Médecine légale
Violences sexuelles sur les enfants : l'obligation de signalement fait débat
La Commission indépendante sur l'inceste et les violences sexuelles faites aux enfants préconise de rendre obligatoire le signalement par les médecins, dès la suspicion. Une proposition qui déplaît au Conseil National de l'Ordre des Médecins.
- KatarzynaBialasiewicz/istock
Après un an de travail, la Commission indépendante sur l'inceste et les violences sexuelles faites aux enfants (CIIVISE) publie ses premières recommandations. Vingt préconisations, réparties en 4 axes : le traitement judiciaire des violences sexuelles, la réparation par le soin, l’indemnisation et la prévention, le repérage des enfants victimes. Ce dernier point concerne particulièrement les médecins.
La CIIVISE préconise la pratique du repérage systématique des violences sexuelles dans l'enfance : ne plus se contenter de la pratique du repérage par signes, jugée insuffisante. Mais surtout elle recommande expressément de clarifier l'obligation de signalement par les médecins, « même au stade de la suspicion ». Une proposition qui déplaît au Conseil National de l'Ordre des Médecins.
L'obligation de signalement pour clarifier les responsabilités des médecins
"Les médecins ont [...] la faculté d’effectuer un signalement, sans s’exposer à une sanction pour violation du secret professionnel, mais ne sont pas tenus de signaler pour autant », déplore la CIIVISE. Il résulte de l'articulation de l'ensemble des textes législatifs et réglementaires sur le sujet qu'il « leur appartient de décider, en conscience, de révéler l’information dont ils ont connaissance ou de décider de garder le secret ». Des cas de conscience qui peuvent parfois s'avérer complexes.
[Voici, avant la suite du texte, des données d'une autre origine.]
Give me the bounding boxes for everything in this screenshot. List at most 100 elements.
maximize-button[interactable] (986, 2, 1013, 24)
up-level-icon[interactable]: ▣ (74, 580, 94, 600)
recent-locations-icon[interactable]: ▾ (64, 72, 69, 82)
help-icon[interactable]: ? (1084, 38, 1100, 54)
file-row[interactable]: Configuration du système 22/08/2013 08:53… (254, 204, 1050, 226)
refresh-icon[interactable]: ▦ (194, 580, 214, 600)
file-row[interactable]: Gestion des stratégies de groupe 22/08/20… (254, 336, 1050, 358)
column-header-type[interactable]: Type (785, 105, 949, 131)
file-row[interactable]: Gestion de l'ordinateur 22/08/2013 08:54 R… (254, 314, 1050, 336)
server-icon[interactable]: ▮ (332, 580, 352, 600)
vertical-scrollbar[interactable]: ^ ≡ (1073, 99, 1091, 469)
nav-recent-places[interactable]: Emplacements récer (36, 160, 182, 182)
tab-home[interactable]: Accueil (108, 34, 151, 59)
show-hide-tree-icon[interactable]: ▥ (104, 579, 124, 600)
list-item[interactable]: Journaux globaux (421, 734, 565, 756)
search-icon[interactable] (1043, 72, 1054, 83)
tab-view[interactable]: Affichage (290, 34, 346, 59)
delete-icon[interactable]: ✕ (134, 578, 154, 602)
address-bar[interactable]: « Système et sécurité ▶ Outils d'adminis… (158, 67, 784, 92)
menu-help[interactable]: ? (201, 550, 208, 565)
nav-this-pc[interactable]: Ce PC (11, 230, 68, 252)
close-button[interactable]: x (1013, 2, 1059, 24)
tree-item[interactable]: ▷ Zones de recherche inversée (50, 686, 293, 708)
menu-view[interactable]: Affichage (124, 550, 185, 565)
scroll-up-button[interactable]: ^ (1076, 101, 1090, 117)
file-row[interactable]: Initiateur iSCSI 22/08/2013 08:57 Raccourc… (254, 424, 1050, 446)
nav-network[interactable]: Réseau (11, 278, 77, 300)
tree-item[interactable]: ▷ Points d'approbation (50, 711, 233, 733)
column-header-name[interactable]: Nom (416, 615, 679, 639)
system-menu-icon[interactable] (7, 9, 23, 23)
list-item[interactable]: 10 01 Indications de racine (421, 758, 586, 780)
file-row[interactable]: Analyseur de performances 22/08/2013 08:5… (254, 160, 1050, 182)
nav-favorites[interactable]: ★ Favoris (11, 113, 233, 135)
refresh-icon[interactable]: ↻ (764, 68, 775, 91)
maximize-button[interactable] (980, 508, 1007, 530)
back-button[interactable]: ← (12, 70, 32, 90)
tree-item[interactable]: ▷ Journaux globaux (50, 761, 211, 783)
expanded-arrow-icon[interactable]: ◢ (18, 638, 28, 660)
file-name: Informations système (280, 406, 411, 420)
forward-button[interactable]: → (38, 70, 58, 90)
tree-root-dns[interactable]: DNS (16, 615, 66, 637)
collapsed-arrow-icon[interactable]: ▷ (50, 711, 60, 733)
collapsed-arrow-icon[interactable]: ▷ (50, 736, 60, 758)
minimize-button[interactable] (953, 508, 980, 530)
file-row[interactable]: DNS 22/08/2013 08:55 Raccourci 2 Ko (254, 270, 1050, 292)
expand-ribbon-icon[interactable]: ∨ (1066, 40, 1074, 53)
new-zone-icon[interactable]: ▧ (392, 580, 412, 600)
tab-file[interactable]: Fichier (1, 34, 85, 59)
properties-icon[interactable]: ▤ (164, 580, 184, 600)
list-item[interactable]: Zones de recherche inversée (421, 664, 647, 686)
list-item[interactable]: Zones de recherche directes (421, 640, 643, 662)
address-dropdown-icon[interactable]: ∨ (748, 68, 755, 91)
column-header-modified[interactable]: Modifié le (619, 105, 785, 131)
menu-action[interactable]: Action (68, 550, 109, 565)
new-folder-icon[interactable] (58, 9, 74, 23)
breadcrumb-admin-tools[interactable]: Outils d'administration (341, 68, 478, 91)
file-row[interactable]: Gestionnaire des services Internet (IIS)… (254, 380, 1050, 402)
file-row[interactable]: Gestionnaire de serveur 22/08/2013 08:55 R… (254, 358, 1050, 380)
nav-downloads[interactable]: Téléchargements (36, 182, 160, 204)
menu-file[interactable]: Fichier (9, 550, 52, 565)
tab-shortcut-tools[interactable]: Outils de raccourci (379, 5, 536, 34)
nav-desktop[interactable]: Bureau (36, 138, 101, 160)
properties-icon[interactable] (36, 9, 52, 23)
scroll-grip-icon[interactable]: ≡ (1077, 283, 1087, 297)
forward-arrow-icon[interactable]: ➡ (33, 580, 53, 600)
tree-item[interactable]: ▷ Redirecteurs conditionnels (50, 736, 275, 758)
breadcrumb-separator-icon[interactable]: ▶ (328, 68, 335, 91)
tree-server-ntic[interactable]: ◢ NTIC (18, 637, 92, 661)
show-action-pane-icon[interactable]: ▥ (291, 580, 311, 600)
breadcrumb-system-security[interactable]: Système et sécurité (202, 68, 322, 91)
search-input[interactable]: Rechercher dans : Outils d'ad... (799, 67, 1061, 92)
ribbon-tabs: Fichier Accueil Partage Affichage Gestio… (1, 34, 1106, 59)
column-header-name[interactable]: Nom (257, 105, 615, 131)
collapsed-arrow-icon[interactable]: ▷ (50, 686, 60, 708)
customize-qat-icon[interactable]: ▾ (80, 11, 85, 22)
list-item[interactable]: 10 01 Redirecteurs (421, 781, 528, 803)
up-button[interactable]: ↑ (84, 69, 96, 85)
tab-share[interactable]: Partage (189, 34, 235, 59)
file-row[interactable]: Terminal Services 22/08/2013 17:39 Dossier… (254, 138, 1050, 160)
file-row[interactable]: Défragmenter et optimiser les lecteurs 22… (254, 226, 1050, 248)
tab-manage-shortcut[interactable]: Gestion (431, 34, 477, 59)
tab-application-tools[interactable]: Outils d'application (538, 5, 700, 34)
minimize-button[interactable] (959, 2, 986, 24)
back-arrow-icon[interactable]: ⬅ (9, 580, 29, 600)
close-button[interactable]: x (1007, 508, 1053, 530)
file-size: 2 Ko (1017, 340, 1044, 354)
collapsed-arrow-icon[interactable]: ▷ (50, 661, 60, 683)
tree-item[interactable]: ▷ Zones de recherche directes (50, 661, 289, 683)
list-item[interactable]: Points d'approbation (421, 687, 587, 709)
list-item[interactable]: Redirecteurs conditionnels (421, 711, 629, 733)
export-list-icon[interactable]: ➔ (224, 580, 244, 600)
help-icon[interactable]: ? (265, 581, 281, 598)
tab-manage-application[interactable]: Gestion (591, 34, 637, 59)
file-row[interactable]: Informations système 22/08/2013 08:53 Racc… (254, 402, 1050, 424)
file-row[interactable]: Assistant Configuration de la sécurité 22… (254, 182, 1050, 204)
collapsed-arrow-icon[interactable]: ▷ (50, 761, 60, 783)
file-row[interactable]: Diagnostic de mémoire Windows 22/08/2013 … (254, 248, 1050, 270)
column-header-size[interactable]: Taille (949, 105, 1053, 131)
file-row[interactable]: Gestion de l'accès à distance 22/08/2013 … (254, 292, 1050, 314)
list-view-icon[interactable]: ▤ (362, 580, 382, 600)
Pour la CIVIISE, le signalement doit être obligatoire par les médecins, dès la suspicion. Ainsi cela « clarifie les responsabilités des médecins face à des situations complexes et anxiogènes ». Cette obligation de signalement doit être accompagnée d'une « sécurité juridique » pour le médecin, car en l'état de droit des poursuites disciplinaires auprès de l'Ordre peuvent être initiées.
La CIVIISE préconise donc, pendant l'enquête pénale, la suspension de toute poursuite disciplinaire à l'encontre du médecin ayant effectué le signalement.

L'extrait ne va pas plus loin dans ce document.